O governo ainda deverá editar uma MP que determinará o valor do benefício, os critérios para ter direito a ele e o número de parcelas que serão pagas

Auxílio Emergencial
Legenda: Em 2021, o auxílio emergencial deverá ter uma média de R$ 250, mas pode ir de R$ 150 a R$ 375.
Foto: Brenda Rocha/Shutterstock

Com o avanço da pandemia de Covid-19 e o início do isolamento rígido em cidades do país, brasileiros esperam definições sobre como será o novo auxílio emergencial. Nesta quinta-feira, 4, o Senado aprovou a PEC Emergencial, que autoriza a recriação do benefício. No entanto, ainda faltam vários passos para o dinheiro estar disponível.  

Quais os próximos passos?

Depois da decisão do Senado, o projeto foi encaminhado para Câmara dos Deputados. Como se trata de uma PEC, ela ainda precisa ser votada em dois turnos pela Câmara.  

Se a proposta for aprovada pelos deputados, sem alterações, deve ser promulgada pelo Congresso. No entanto, se o texto for alterado precisará voltar ao Senado para nova votação.  

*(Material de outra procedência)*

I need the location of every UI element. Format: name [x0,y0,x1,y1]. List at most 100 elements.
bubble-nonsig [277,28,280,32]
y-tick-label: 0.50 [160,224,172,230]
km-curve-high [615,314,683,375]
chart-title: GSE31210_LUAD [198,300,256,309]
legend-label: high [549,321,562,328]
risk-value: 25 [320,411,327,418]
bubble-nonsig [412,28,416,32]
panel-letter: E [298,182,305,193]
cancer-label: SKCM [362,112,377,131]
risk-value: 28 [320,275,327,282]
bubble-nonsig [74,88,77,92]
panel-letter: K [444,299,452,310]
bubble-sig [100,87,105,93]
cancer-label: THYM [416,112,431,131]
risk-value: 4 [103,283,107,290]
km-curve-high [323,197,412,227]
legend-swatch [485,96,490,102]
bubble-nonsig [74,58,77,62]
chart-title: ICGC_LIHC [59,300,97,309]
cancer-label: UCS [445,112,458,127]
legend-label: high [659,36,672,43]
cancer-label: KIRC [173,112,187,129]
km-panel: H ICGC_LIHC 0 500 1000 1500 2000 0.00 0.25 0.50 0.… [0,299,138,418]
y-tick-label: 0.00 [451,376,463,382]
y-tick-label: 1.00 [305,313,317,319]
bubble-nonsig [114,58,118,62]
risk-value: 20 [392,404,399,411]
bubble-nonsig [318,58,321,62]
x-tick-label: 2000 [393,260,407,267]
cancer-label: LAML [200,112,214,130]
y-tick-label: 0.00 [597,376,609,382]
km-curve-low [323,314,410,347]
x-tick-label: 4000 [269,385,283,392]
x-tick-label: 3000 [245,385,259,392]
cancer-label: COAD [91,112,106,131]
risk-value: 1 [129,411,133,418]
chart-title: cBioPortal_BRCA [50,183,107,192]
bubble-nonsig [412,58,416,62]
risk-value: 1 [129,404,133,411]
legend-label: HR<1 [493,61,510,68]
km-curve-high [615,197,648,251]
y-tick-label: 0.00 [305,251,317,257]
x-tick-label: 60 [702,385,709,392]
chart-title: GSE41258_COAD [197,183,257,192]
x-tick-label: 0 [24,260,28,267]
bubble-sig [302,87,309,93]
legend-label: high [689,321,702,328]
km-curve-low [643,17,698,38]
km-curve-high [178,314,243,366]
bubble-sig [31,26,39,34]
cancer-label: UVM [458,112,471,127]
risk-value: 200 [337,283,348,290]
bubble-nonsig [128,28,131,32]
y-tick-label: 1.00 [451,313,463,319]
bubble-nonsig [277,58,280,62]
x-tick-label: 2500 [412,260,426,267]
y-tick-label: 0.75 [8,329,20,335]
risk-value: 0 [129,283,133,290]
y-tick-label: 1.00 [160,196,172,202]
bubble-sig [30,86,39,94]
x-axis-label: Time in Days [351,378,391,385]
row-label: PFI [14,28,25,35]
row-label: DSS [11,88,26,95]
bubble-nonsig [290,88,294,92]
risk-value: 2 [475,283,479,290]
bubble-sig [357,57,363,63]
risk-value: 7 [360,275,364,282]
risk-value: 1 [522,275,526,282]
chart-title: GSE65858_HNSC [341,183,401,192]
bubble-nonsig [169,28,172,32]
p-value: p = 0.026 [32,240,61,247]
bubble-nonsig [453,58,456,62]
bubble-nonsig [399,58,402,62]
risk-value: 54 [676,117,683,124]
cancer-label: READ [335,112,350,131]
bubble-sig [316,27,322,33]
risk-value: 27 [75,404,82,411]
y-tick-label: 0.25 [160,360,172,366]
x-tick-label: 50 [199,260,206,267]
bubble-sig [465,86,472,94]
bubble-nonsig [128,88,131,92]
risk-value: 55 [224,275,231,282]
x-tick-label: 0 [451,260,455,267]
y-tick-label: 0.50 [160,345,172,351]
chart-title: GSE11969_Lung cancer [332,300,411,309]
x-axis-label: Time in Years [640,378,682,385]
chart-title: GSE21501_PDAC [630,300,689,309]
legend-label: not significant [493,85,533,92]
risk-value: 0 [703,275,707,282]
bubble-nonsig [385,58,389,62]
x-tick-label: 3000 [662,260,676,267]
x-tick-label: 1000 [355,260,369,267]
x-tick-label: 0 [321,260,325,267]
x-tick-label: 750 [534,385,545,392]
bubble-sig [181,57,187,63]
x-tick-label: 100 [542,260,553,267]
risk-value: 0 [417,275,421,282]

Quando o auxílio começa a ser pago?

Não existe data firmada. O governo ainda deverá editar uma Medida Provisória, MP, que determinará o calendário, além de outros detalhes, como o valor do benefício, os critérios para ter direito a ele e o número de parcelas que serão pagas.  

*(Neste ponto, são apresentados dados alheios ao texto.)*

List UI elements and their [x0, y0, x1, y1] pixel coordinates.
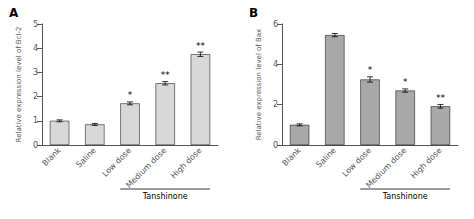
svg-text:Relative expression level of B: Relative expression level of Bcl-2: [15, 27, 23, 143]
svg-text:1: 1: [33, 116, 38, 125]
svg-text:3: 3: [33, 68, 38, 77]
svg-text:*: *: [368, 65, 373, 75]
svg-text:4: 4: [273, 60, 278, 69]
svg-text:High dose: High dose: [169, 146, 204, 181]
svg-text:Saline: Saline: [74, 146, 98, 170]
svg-text:2: 2: [33, 92, 38, 101]
svg-text:Blank: Blank: [281, 146, 303, 168]
svg-text:0: 0: [33, 141, 38, 150]
svg-text:4: 4: [33, 44, 38, 53]
svg-text:Medium dose: Medium dose: [124, 146, 168, 190]
svg-text:**: **: [161, 70, 171, 80]
svg-text:Low dose: Low dose: [340, 146, 373, 179]
svg-text:A: A: [9, 6, 19, 20]
svg-text:5: 5: [33, 20, 38, 29]
svg-text:Blank: Blank: [41, 146, 63, 168]
svg-text:2: 2: [273, 100, 278, 109]
svg-text:0: 0: [273, 141, 278, 150]
svg-text:Medium dose: Medium dose: [364, 146, 408, 190]
svg-text:**: **: [196, 41, 206, 51]
svg-text:Tanshinone: Tanshinone: [382, 192, 428, 201]
svg-text:*: *: [403, 77, 408, 87]
svg-text:Low dose: Low dose: [100, 146, 133, 179]
svg-text:Relative expression level of B: Relative expression level of Bax: [255, 29, 263, 141]
svg-text:6: 6: [273, 20, 278, 29]
svg-text:Tanshinone: Tanshinone: [142, 192, 188, 201]
svg-text:B: B: [249, 6, 258, 20]
svg-text:**: **: [436, 93, 446, 103]
svg-text:Saline: Saline: [314, 146, 338, 170]
svg-text:*: *: [128, 90, 133, 100]
svg-text:High dose: High dose: [409, 146, 444, 181]
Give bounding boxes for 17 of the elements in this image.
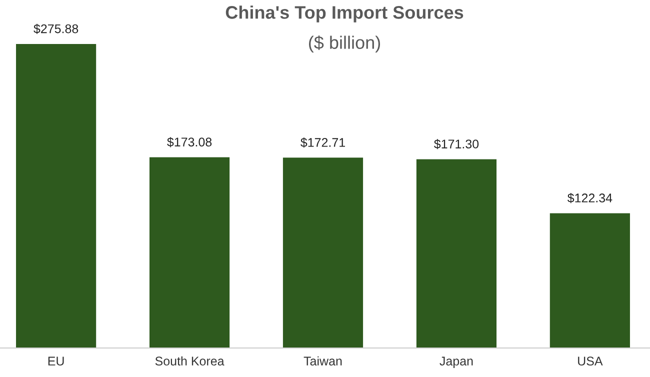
bar [416,159,497,348]
chart-subtitle: ($ billion) [308,35,380,53]
bar [550,213,630,348]
x-tick-label: South Korea [155,356,224,366]
data-label: $275.88 [34,24,78,34]
bar [149,157,230,348]
bar [282,158,364,348]
data-label: $173.08 [167,137,212,148]
x-tick-label: USA [578,356,603,366]
chart-title: China's Top Import Sources [226,6,464,22]
data-label: $172.71 [300,138,345,148]
x-tick-label: Japan [440,356,473,368]
data-label: $171.30 [434,139,479,150]
bar [16,44,96,348]
x-tick-label: EU [48,356,64,366]
x-tick-label: Taiwan [304,356,342,366]
data-label: $122.34 [567,193,612,204]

O plano do governo é iniciar os pagamentos ainda em março, provavelmente no dia 18, mas os pagamentos seguirão um calendário ainda a ser divulgado

Qual será o novo valor do auxílio emergencial? 

Ainda não está definido. De acordo com a proposta que está em votação, o valor deve ser de 250, abaixo dos valores pagos no ano passado.  

O governo também está discutindo a possibilidade de valores variáveis. Dessa forma, para beneficiários que não tenham filhos ou dependentes, a equipe econômica defende parcelas mais baixas, com valores de R$ 125, R$ 150 ou R$ 175. No caso das mulheres chefes de família, o pagamento pode ser de R$ 375 por mês.  

Quantas parcelas serão pagas?  

O governo defende o pagamento de quatro parcelas, entre março e junho.  

Quem terá direito?  

O ministro da economia, Paulo Guedes, já falou que pretende atender a um número menor de pessoas em relação ao ano passado, cerca de 40 milhões.  

Além disso, ainda não há informações oficiais sobre os critérios para ter acesso ao novo auxílio.